- The best-governed language in all of software, and the best-governed web framework
- A huge ecosystem of libraries for everything from data science to email processing, that are (mostly) easy to read and modify and free from systemic security issues. And pretty much every major company with an API has an official Python library for that API.
- The standard language taught at most of the top CS programs around the world
- A web framework that's had almost no major security issues over the 10+ years its been around
What exactly would you get in terms of benefits from switching to Ruby? I'm not saying Ruby or Rails are bad tools, I just don't get why someone who already knew Python and Django would switch.
I get that if you run a dev shop it might be a better choice for just cranking out web apps as fast as possible for clients, but if you run an actual startup I don't see that the benefits of saving a couple lines of code would offset the costs of being locked into the ruby ecosystem.

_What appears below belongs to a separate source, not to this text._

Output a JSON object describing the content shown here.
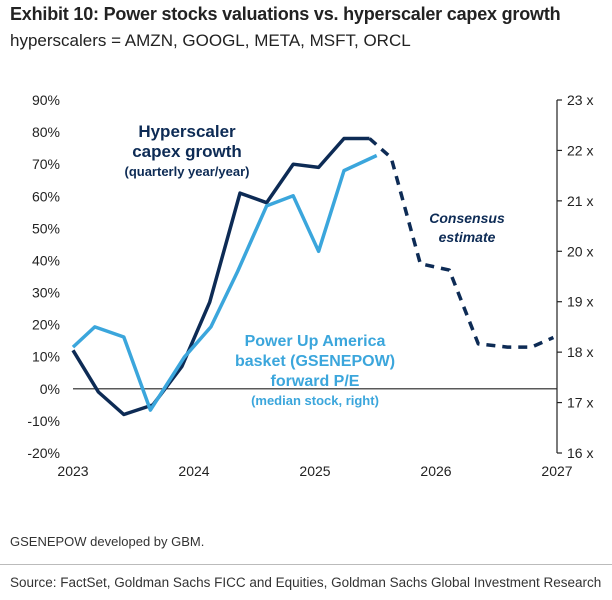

I disagree about this, there's not even a basic user signup flow plugin with page templates that would allow SSO and U2F, it was so when I was looking at it three months ago. With Flask I can use Flask-Security, Flask-Dance and I have user signup, pw resets, SSO. With CSRF protection out-of-box and bunch of other security features are easy to turn on compared to Django. What I did like about Django was the idea and maybe I would've liked Django-Admin if I didn't have to reinvent three wheels out of four.
I don't know a ton about SSO, although I'm more skeptical about building it into Django only because there are many different ways you might want the business logic to work, so to me that suggests using a library for that might be more appropriate than having it built into the framework.
Sorry that these are fairly abstract statements without examples. I need to start tracking them.
You'd get Ruby on Rails.
I don't need to learn a new language I won't use for anything else, I don't need to learn a framework that is not as simple as its proponents describe. I also don't need to learn a new package manager or go digging for gems that do what I need.
If you aren't already invested in ruby, there is very little to gain as a web app developer. It would be a huge waste of time to drop django or flask and learn not only a new framework but also a language that is often described as cumbersome to use.
Ruby on rails might make sense if you already know it, but it makes little sense for anyone else to learn it these days.